Universality of affine formulation in General Relativity theory

TL;DR

This paper discusses the affine variational principle in General Relativity, highlighting its advantages over the metric formulation, especially in simplifying the theory's structure and aiding quantization.

Contribution

It demonstrates the universality of the affine formulation in General Relativity and its benefits in handling boundary integrals and simplifying the canonical structure.

Findings

Affine formulation avoids non-universal properties of the metric version.

It simplifies the canonical structure of the theory.

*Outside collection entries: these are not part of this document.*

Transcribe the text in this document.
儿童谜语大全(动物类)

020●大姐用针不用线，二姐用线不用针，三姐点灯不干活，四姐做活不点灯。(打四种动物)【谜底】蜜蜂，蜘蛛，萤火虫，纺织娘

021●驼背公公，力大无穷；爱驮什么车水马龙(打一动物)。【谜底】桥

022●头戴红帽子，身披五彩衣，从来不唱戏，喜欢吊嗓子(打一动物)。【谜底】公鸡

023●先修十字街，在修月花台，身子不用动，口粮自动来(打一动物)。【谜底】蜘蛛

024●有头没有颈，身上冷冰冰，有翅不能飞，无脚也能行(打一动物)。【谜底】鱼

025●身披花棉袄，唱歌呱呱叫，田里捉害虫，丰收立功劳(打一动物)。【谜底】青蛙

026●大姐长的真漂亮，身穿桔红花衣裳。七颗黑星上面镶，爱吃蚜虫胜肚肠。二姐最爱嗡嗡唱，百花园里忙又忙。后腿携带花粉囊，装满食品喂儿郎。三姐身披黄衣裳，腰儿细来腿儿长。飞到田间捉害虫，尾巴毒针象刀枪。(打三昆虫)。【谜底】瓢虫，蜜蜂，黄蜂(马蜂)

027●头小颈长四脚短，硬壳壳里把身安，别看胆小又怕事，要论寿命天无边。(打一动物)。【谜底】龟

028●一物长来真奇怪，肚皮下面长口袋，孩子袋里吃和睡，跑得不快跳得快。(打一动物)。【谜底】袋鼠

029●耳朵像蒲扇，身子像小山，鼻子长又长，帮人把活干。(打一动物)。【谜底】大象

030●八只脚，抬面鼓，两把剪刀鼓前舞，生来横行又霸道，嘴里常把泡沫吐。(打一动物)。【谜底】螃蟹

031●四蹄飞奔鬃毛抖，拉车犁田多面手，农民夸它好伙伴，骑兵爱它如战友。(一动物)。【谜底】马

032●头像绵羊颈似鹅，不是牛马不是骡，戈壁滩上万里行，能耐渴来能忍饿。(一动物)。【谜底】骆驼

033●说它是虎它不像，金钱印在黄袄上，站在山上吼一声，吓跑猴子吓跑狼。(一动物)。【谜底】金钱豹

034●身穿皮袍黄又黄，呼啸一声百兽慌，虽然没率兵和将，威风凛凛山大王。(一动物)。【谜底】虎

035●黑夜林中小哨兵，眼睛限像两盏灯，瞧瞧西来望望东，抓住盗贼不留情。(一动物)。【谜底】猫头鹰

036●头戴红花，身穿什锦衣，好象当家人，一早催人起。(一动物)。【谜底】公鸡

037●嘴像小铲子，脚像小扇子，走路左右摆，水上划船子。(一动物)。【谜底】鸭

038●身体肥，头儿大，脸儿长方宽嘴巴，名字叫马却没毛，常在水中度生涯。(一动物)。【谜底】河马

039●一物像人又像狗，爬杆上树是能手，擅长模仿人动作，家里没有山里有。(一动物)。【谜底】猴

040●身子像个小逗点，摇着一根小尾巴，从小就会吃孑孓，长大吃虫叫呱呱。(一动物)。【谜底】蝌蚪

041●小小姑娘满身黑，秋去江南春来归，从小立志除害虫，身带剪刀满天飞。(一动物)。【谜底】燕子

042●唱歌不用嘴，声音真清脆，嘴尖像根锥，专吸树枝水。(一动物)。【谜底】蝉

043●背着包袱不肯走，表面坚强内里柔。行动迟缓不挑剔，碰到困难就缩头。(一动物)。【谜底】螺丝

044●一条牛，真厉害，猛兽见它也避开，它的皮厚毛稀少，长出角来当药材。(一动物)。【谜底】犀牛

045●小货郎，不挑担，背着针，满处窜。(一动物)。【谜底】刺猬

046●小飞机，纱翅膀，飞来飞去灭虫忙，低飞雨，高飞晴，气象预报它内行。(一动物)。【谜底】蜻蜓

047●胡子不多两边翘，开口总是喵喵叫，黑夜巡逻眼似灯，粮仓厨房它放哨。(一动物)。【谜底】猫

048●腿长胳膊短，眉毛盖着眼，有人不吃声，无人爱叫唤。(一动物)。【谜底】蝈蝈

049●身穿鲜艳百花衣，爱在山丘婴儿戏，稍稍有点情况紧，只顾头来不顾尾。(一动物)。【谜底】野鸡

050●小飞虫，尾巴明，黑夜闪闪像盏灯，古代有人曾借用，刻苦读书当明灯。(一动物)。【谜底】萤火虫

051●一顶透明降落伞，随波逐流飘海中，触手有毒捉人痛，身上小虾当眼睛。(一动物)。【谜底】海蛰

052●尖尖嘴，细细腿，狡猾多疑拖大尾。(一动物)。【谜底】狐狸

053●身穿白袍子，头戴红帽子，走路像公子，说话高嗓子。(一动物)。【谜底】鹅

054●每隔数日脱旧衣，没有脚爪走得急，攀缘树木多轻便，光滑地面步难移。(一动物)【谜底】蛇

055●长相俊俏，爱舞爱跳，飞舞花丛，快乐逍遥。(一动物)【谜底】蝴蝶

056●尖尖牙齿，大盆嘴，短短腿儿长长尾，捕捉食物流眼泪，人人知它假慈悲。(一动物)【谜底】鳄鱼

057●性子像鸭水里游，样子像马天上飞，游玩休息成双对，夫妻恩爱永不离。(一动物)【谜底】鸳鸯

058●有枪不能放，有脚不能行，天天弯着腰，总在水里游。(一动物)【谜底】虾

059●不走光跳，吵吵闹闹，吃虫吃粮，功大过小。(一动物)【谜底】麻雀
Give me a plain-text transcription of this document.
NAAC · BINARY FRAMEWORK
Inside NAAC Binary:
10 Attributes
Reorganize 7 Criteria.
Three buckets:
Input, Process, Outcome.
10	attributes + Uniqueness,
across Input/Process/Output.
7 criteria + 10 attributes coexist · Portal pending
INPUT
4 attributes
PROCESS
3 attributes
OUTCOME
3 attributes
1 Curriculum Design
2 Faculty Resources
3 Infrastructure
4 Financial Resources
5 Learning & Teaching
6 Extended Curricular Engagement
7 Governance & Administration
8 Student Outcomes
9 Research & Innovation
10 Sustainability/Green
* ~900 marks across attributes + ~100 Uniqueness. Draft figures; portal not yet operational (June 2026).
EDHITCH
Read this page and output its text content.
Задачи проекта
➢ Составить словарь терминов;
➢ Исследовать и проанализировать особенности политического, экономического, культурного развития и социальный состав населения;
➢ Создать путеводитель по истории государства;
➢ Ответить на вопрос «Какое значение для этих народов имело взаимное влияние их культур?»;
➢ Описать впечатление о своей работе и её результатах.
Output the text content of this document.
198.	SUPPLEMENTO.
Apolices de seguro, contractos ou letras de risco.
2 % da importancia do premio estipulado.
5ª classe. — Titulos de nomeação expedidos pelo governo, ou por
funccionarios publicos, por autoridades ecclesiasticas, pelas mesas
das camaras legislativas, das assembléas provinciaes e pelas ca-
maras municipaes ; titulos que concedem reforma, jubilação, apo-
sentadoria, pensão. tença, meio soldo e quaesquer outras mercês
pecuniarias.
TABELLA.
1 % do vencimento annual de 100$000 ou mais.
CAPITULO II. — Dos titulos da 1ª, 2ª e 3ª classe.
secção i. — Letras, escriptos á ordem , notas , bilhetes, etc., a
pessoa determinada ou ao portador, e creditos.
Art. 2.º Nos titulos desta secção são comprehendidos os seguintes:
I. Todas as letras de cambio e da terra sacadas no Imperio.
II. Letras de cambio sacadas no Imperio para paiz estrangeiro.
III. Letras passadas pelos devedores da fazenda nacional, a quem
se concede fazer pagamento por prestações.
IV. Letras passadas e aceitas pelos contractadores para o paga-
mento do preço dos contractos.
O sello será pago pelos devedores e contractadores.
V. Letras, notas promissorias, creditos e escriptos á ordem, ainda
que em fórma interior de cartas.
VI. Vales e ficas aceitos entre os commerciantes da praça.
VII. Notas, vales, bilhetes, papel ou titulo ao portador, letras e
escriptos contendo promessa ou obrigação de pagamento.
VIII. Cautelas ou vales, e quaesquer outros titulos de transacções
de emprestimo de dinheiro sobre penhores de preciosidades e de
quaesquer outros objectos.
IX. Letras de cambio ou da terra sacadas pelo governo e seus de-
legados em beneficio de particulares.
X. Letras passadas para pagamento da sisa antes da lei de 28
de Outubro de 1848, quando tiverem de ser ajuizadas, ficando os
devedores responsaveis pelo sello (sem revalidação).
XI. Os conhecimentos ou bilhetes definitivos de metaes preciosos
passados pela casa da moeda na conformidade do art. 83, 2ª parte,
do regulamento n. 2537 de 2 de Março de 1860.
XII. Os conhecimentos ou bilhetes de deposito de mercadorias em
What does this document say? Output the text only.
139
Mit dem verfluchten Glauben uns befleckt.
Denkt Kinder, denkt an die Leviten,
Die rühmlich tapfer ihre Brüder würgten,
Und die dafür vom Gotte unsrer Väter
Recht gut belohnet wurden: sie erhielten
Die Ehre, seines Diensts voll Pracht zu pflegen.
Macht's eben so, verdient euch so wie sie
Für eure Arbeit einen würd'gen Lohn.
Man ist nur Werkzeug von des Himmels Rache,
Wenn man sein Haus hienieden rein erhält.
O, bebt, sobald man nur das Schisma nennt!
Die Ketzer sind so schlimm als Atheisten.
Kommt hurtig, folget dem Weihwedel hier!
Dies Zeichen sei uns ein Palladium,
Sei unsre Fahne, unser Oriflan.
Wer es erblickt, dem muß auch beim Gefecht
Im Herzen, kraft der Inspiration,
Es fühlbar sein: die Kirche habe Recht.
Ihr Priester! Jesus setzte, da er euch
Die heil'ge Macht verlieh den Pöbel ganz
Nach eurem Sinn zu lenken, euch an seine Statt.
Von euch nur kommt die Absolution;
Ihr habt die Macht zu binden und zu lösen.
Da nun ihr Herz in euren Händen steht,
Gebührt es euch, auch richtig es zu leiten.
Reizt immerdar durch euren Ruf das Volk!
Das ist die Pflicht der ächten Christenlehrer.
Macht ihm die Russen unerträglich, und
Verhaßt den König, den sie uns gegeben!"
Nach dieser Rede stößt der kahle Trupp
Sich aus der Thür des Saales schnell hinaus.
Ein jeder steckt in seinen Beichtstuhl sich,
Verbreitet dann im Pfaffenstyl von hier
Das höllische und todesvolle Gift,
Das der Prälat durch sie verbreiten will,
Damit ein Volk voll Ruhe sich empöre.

Provides a straightforward method for boundary integrals in GR.

Abstract

Affine variational principle for General Relativity, proposed in 1978 by one of us (J.K.), is a good remedy for the non-universal properties of the standard, metric formulation, arising when the matter Lagrangian depends upon the metric derivatives. Affine version of the theory cures the standard drawback of the metric version, where the leading (second order) term of the field equations depends upon matter fields and its causal structure violates the light cone structure of the metric. Choosing the affine connection (and not the metric one) as the gravitational configuration, simplifies considerably the canonical structure of the theory and is more suitable for purposes of its quantization along the lines of Ashtekar and Lewandowski (see http://www.arxiv.org/gr-qc/0404018). We show how the affine formulation provides a simple method to handle boundary integrals in general relativity theory.